DeLauro and Brown claim Nord is unfit because she recently came out against Senate legislation to expand her agency.

 

"You can't want to run an agency with a regulatory function and not want to regulate." DeLauro said.

 

DeLauro argued that Nord's past acknowledgment that the agency's minimal staff and resources limit its ability to investigate injuries and deaths is at odds with her stance against expanding the CPSC's enforcement authority and increasing its budget.

 

CPSC did not respond to a call seeking comment.

 

White House Press Secretary Dana Perino said that though the administration does not support the specific legislation passed out of the Senate Commerce Committee Tuesday, it does want to work with Congress to improve and modernize the CPSC.

 

While Nord has rejected expanding the agency, the consumer advocate alliance Campaign for America's Future released a report Tuesday saying there has been a 338 percent increase in imports since 1974 and, at the same time, the CPSC's staff and budget is less than half its 1974 level.

 

Lawmakers have proposed several measures to expand the authority of the CPSC or require third-party certification of toy safety.

 

The measure passed by the Commerce Committee and sent to the Senate floor today would raise CPSC's budget more than 50 percent and increase employees to at least 500 from about 420. The measure also gives CPSC more authority to police the 15,000 types of consumer products it regulates.

 

House Energy and Commerce Commerce, Trade and Consumer Protection Chairman Bobby Rush, D-Ill., said at the announcement with Pelosi that he plans to introduce a comprehensive consumer product safety bill.

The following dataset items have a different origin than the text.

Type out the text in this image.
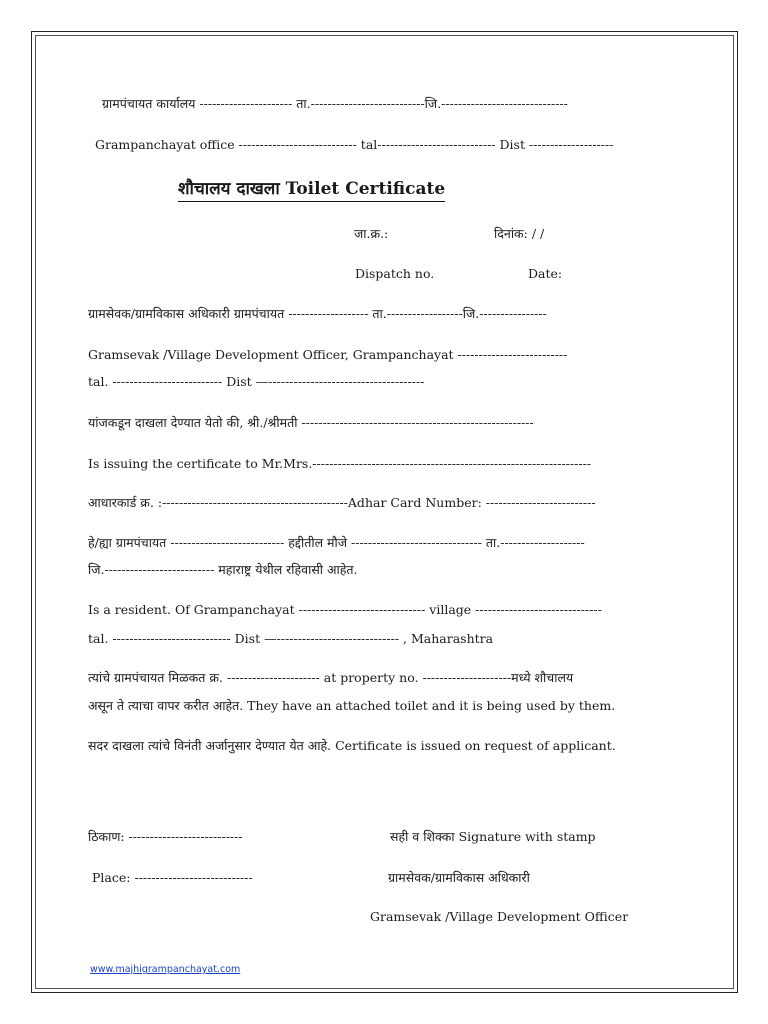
ग्रामपंचायत कार्यालय ---------------------- ता.---------------------------जि.------------------------------
Grampanchayat office ---------------------------- tal---------------------------- Dist --------------------
शौचालय दाखला Toilet Certificate
जा.क्र.:	दिनांक: / /
Dispatch no.	Date:
ग्रामसेवक/ग्रामविकास अधिकारी ग्रामपंचायत ------------------- ता.------------------जि.----------------
Gramsevak /Village Development Officer, Grampanchayat --------------------------
tal. -------------------------- Dist —-------------------------------------
यांजकडून दाखला देण्यात येतो की, श्री./श्रीमती -------------------------------------------------------
Is issuing the certificate to Mr.Mrs.------------------------------------------------------------------
आधारकार्ड क्र. :--------------------------------------------Adhar Card Number: --------------------------
हे/ह्या ग्रामपंचायत --------------------------- हद्दीतील मौजे ------------------------------- ता.--------------------
जि.-------------------------- महाराष्ट्र येथील रहिवासी आहेत.
Is a resident. Of Grampanchayat ------------------------------ village ------------------------------
tal. ---------------------------- Dist —----------------------------- , Maharashtra
त्यांचे ग्रामपंचायत मिळकत क्र. ---------------------- at property no. ---------------------मध्ये शौचालय
असून ते त्याचा वापर करीत आहेत. They have an attached toilet and it is being used by them.
सदर दाखला त्यांचे विनंती अर्जानुसार देण्यात येत आहे. Certificate is issued on request of applicant.
ठिकाण: ---------------------------	सही व शिक्का Signature with stamp
Place: ----------------------------	ग्रामसेवक/ग्रामविकास अधिकारी
Gramsevak /Village Development Officer
www.majhigrampanchayat.com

A spokesman for Rush said the legislation might be introduced as early as this week and will include proposals other lawmakers have introduced.

 

"Thirty years ago, parents went to the store confident they were making safe and healthy choices for their children -- confident in the inspections and oversight of our federal agencies. But that confidence has been shattered in recent years due to the outbreak of contamination in food and record-breaking level of product recalls," said Rep. Diana DeGette, D-Colo., who has pending bills in both the toy and food safety arenas.

 

DeGette also is a member of the Energy and Commerce Oversight and Investigations Subcommittee, which is holding several hearings on food and drug import safety.